- Directed by: Dave Fleischer
- Story by: William Turner; Jack Ward; Thomas Johnson; (all uncredited)
- Produced by: Max Fleischer
- Starring: Mae Questel
- Animation by: Edward Nolan; Myron Waldman; Hicks Lokey (unc.); Lillian Friedman (unc.); Herman Cohen (unc.); Paul Fennell (unc.);
- Color process: Black-and-white
- Production company: Fleischer Studios
- Distributed by: Paramount Pictures
- Release date: May 24, 1935;
- Running time: 7 minutes
- Language: English

= No! No! A Thousand Times No!! =

No! No! A Thousand Times No!! is a 1935 Fleischer Studio animated short film, starring Betty Boop.

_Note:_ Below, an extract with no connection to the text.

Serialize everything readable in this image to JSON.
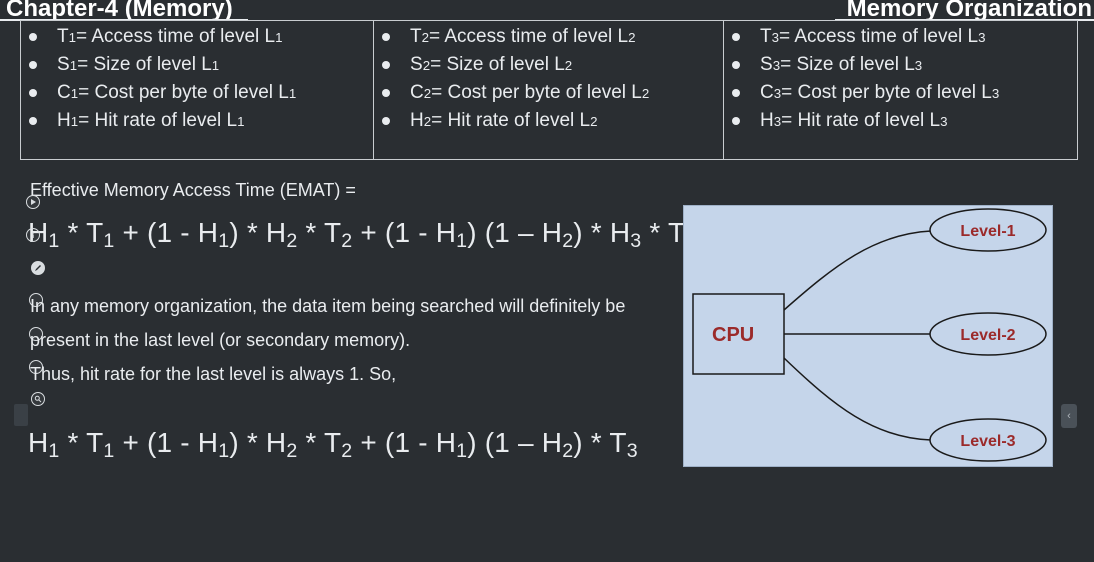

This is the third of a series of Betty Boop melodrama spoofs, which also included She Wronged Him Right (1934), Betty Boop's Prize Show (1935) and Honest Love and True (1938). It has sequences reminiscent of the 1934 Merrie Melodies short Those Were Wonderful Days.

==Synopsis==
Betty is performing on-stage with her boyfriend, Freddy, in an old-fashioned melodrama, complete with a mustachioed villain, Phillip the Fiend. The vile fellow, after tying up the hero, tempts Betty with diamonds and fur, but she replies by singing the title song. Phillip kidnaps Betty and escapes in his balloon, but is eventually caught by Freddy and forced to release Betty.

==Song==
The title song was written by Al Sherman, Al Lewis, Abner Silver in 1934, and sung by Mae Questel. The song was covered by Percival Mackey and his Orchestra featuring a vocal by Bobbie Comber in October of the same year. It was again covered in the 1960s by Beatrice Kay.